Alternative Feed Ingredients: An Option to Combat High Feed Prices?
Newsletter No. 69 – Item 2
One way some attempt to reduce costs is to seek alternative feed ingredients. This has been a very common practice with Ostrich production, even when the main feed ingredients were at reasonable prices.
More recently mainstream livestock producers have been tempted to go down the route of seeking alternative, lower cost feed ingredients. An article recently published on the Poultry Site discusses this very topic. The article concludes:
Quote: Alternative ingredients should always receive full consideration for use in feed formulas, not only in times of elevated prices. However, new sources of any ingredient should be submitted for laboratory evaluation prior to purchase and use in formulation, and possible limitations considered.
It is questionable whether significant savings will be realized from the use of alternative ingredients. Although special relationships can sometimes be developed between supplier and feed manufacturer, prices of ingredients of similar nutrient content almost always rise and fall in tandem.
The unfortunate reality of alternative ingredients is quite simple: there are no inexpensive train-loads of either a new grain in Manitoba or an undiscovered oilseed in Mississippi. End Quote
During the discussion the article states:
Quote: Exactly what constitutes an alternative ingredient is an open question. To some in the feed industry, any energy or protein source other than corn, soybean meal and fat is taken to be alternative. A better working definition of an alternative ingredient would be one:
- that has not previously been used on a regular basis
- whose nutrient composition has yet to be fully defined or
- for which maximum level of inclusion is unclear
Each of these points is deserving of comment. End quote
All ingredients must provide commercially viable performance in the animal:
– number of viable eggs laid
– fertility and hatchability of those eggs
– survivability
– days taken to slaughter
– feed conversion (FCR)
– quality of the meat
The following table is a guide to productive, less productive and non-productive ingredients for ostrich as described here.

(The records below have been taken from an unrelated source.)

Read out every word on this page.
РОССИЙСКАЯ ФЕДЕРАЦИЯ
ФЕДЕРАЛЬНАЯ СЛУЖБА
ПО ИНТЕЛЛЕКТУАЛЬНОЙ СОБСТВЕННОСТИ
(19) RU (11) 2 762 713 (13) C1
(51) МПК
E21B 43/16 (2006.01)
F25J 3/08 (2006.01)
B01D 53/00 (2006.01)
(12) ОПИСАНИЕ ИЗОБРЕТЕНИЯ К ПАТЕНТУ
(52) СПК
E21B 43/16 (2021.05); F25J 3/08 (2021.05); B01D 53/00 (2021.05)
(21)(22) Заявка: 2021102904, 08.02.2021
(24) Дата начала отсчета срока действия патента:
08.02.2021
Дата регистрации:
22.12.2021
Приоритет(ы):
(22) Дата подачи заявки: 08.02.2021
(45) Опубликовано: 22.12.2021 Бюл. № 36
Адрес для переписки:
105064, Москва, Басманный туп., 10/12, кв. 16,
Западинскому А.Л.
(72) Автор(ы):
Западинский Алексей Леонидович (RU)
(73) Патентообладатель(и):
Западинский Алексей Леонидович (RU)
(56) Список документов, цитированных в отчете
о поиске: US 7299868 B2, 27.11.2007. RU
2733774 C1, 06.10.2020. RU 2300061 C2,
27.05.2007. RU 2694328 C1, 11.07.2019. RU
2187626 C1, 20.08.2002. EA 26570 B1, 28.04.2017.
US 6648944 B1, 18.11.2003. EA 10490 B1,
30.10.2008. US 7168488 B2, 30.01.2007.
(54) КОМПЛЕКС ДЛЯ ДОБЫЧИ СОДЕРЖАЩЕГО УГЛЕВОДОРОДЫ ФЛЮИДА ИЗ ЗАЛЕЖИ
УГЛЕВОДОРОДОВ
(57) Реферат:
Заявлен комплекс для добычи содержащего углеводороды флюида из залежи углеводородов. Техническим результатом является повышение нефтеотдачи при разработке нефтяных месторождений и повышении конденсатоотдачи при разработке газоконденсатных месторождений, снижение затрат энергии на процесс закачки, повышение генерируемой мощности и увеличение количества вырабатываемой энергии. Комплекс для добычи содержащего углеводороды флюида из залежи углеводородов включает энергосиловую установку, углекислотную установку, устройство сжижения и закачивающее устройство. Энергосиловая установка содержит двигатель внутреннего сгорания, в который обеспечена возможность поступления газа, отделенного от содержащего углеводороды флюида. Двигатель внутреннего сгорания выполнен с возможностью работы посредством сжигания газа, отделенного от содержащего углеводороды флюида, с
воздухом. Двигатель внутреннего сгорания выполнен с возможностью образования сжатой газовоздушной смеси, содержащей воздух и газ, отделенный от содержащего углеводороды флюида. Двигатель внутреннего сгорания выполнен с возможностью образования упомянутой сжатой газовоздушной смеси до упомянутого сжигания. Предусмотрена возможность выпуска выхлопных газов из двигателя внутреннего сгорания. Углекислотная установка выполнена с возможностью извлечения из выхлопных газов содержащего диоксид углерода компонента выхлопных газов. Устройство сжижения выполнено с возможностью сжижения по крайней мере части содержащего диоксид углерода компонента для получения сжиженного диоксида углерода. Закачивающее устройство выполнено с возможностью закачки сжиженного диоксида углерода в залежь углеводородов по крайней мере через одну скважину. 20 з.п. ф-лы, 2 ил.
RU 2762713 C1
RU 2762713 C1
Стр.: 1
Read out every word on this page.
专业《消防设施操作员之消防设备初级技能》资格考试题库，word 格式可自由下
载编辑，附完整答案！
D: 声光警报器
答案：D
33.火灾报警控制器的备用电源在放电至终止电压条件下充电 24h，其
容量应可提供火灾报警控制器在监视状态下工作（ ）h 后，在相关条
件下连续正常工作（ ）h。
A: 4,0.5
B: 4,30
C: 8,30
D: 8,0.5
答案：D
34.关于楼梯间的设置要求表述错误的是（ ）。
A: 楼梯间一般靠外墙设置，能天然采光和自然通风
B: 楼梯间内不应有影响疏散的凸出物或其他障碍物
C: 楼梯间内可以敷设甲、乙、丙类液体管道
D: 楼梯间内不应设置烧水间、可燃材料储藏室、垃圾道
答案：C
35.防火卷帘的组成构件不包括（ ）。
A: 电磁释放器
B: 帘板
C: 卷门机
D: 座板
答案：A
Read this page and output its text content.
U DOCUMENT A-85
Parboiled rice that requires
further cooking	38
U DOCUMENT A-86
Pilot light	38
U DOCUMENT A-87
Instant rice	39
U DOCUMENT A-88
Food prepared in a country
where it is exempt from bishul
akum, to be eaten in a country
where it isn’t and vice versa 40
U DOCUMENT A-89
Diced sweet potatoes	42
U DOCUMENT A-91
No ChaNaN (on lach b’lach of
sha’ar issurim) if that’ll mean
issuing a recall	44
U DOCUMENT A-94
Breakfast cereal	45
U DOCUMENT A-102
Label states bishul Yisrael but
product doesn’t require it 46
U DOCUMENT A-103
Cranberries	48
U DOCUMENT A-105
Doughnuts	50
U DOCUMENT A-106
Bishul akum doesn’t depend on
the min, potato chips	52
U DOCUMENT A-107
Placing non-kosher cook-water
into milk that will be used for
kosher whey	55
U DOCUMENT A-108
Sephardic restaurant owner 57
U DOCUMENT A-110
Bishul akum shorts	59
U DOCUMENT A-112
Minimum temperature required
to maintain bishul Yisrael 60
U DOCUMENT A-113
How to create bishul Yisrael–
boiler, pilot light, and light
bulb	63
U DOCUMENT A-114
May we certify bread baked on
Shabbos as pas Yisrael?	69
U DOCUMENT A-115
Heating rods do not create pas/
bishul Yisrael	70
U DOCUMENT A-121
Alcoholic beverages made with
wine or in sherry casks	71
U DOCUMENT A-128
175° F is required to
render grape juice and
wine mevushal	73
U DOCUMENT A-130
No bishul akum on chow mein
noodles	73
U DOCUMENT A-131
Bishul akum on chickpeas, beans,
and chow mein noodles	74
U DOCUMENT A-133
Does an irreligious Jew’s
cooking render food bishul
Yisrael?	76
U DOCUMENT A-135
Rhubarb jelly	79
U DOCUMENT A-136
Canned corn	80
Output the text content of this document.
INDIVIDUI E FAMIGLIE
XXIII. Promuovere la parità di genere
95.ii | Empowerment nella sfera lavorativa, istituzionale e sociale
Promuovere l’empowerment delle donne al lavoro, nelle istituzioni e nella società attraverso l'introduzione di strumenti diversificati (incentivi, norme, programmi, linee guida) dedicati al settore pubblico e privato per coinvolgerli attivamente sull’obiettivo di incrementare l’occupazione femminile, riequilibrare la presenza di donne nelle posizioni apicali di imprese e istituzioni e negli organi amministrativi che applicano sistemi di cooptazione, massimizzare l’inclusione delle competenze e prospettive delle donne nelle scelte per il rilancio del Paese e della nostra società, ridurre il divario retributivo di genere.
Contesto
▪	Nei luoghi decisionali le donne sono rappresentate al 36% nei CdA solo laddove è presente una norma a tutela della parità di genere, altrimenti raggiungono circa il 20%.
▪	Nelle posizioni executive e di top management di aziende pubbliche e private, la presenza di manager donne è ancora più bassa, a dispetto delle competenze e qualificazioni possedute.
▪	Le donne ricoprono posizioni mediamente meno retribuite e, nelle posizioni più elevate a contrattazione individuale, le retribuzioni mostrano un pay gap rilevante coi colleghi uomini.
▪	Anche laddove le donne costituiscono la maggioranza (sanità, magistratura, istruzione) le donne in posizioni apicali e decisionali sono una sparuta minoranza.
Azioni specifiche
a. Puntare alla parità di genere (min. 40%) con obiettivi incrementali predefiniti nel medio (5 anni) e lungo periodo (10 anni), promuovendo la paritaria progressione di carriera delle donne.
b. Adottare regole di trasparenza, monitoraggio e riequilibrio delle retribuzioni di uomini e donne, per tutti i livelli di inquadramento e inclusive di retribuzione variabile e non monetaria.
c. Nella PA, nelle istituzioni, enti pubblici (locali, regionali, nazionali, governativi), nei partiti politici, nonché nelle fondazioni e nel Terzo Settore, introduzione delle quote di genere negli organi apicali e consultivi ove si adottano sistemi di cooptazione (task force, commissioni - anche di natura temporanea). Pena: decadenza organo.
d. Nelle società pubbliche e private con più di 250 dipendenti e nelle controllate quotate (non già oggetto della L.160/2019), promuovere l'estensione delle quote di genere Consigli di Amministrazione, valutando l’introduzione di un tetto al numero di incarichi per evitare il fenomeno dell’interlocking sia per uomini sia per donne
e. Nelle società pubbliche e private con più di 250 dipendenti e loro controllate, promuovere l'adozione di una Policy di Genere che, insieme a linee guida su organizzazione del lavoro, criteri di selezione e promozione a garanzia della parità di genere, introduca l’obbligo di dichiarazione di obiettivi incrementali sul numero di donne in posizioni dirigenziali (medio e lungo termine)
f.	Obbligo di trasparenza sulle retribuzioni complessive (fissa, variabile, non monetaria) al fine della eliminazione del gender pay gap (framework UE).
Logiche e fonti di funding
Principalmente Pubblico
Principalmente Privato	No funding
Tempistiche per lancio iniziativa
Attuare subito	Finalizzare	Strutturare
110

Another very important section in the full article and may also help understand why feed ingredients are so critical to the success or failure of a livestock production enterprise:
Quote: Nutrient Content
There are very few alternative ingredients that are not already known to the feed industry. Their respective nutrient compositions are reported in standard tables of ingredient composition, and in the scientific literature.
However, such ingredients are often produced in relatively small facilities with variations in manufacturing procedures. A frequent result is that the same ingredient may vary markedly in nutrient composition when procured from different sources. A prime example is dried distillers grains plus solubles (DDGS), which is currently produced at more than one hundred and twenty locations in the US alone. The protein content of meals from these plants varies from less than 26 to over 29 per cent. If variation of this magnitude (about 10%) were to exist in soybean meal, the high and low protein samples would not even be sold as the same ingredient. End Quote
When evaluating the cost of feed “the cost per unit of production” is the important measure, the “cost per tonne” is usually irrelevant to this aim. Therefore it makes sense that production should be geared to the markets available with known slaughter dates. This aspect has been lacking in many ostrich production enterprises, especially challenting to achieve when starting a new ostrich production buisiness.